Reviews are triggered in two ways. Code-Claude’s GitHub Actions workflow runs automatically on every PR push, authenticated using CLAUDE_CODE_OAUTH_TOKEN from Claude Max’s subscription, and posting inline annotations directly to GitHub diff. In parallel, local /code-review:code-review plugin, installed via /plugin code-review inside Claude Code, run against the same PR from the terminal. This brings up what GitHub doesn’t show: token costs per agent, trust scores, and which findings are filtered.

What is captured actually matters

Four PRs are open for opposition Ikeh-Akinyemi/APIKeyManagereach targets a different agent in the pipeline. Three findings are worth studying. The fourth, a clean JSDoc addition, does not result in problems caused by changes made to the code base.

Finding 1: Bypass authentication via removed session guard (PR #2, bug detection agent)

PR #2 remove the zero session guard from protectedProcedure in the server/src/api/trpc.tsframed in deployment messages as token refresh support. The bug detection agent scores this at a confidence level of 100, as seen in the previous screenshot.
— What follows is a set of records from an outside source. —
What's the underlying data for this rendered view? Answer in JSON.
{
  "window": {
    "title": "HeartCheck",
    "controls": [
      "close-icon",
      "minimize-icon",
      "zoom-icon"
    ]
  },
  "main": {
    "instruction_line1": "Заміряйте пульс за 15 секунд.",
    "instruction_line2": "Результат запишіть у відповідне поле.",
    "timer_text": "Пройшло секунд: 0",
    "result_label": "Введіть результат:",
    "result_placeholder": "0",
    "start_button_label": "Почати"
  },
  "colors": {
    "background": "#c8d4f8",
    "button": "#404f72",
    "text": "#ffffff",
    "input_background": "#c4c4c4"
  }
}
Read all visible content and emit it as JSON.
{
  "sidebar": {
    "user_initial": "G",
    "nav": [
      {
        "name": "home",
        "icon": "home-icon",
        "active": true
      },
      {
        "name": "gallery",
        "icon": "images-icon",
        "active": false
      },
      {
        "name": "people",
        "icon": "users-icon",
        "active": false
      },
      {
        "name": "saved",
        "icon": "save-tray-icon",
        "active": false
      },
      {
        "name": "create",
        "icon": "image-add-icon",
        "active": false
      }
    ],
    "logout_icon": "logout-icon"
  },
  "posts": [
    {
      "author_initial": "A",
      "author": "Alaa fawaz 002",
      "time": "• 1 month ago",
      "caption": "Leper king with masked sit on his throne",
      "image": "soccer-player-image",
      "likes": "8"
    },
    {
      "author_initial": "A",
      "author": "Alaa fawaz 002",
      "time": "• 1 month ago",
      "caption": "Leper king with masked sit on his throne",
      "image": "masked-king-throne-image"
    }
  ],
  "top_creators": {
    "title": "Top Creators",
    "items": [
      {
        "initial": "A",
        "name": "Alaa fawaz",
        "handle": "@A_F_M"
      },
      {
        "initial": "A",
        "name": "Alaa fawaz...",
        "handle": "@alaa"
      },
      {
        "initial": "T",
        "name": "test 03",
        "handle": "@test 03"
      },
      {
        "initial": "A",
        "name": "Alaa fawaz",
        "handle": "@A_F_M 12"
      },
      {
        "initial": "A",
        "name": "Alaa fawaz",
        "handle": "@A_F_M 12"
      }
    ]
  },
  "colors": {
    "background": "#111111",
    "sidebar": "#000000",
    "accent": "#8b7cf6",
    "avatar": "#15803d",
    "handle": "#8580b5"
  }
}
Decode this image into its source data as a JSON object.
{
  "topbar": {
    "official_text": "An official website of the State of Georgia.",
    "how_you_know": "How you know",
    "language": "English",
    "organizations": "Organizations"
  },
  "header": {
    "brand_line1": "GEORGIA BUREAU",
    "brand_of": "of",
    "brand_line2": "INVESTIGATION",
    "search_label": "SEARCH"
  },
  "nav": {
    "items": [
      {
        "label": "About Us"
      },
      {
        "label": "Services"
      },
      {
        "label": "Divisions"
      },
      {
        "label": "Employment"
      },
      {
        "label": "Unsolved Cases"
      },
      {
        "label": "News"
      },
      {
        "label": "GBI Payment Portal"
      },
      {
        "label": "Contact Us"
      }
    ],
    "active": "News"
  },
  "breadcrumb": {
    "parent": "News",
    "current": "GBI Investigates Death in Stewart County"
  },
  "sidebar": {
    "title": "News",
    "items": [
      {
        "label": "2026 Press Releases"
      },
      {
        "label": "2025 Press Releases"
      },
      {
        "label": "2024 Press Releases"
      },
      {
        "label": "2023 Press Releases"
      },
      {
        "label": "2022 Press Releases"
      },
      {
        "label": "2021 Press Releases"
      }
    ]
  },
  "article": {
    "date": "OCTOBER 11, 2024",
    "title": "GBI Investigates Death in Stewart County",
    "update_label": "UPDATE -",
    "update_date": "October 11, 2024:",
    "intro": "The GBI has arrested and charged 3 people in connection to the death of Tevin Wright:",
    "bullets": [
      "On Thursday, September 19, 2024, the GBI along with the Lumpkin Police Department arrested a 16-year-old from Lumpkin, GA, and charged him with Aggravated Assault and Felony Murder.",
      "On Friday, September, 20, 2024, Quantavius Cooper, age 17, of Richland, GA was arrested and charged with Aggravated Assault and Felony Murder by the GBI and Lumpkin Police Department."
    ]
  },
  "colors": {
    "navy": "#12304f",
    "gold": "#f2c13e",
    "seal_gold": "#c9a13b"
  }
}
The compliance agent prints an accompanying silent PASETO capture block at 75, which is then dropped by the filter.

Finding 2: Cross-file regression of field renaming (PR #4, full codebase rationale)

PR #4 rename fields in the User model in one file. The changed files look correct separately. However the pipeline marks stale references in a separate file that are not included in the diff, the query still uses the old column names.

Finding 3: Missing Zod validation flagged by compliance agent (PR #3, Zod violation)

Among the reviews posted in PR #3, a compliance agent read CLAUDE.mdidentify the necessary rules .strict() on all Zod object schemas, and marks tRPC procedures whose input schemas use terrain z.object({}) without it.

The pipeline catches all three as it reads the surrounding code base and files CLAUDE.mdit’s not just what’s changed.

What it marks doesn’t matter

Every finding posted is a real bug. But two output patterns create noise that is worth examining. The first is a pre-existing bug that appeared in an unrelated PR. Homework #4 changes one entry line server/src/db/seq/init.tsrename the User primary key from id to userId. Pipeline correctly captured the deprecated foreign key references in a separate file, but also posted four additional findings trpc.ts And apiKey.tsnone were introduced by PR #4. At scale, with code bases carrying accumulated debt, PR touching one file that generates review comments against five other files becomes a kind of overhead in itself.

The second pattern is the threshold filter, which makes the scoring decision. In PR #2, silent swallow PASETO got a score of 75 and was filtered. The terminal output states the reason: returning zero appears to be intentional for the token refresh stream. The assessment subagent reads the implementation message, inferred intent, and confidence. This finding is definitely a bug, but whether it’s noise suppression or information suppression depends on your team’s risk tolerance for authentication code. Dropping the threshold from 80 to 65 will bring it up, along with everything else the filter is holding back.

Conclusion

The pipeline proved its worth in the kind of PR that looks harmless but isn’t. One-line field renaming that silently breaks foreign keys in files outside of diff, auth guards removed under the guise of token refresh changes, transaction infinite bulk loop. None of these stand out, and each is marked with enough context to be fixed on the spot.

The setup is as important as the tools. A CLAUDE.md that truly reflects your team’s rules of truth, a REVIEW.md that determines what to flag and ignore, and thresholds tailored to your risk tolerance, that’s what differentiates the signal from the noise. The agents are out of the box. Whether it’s useful or not depends on how you configure it.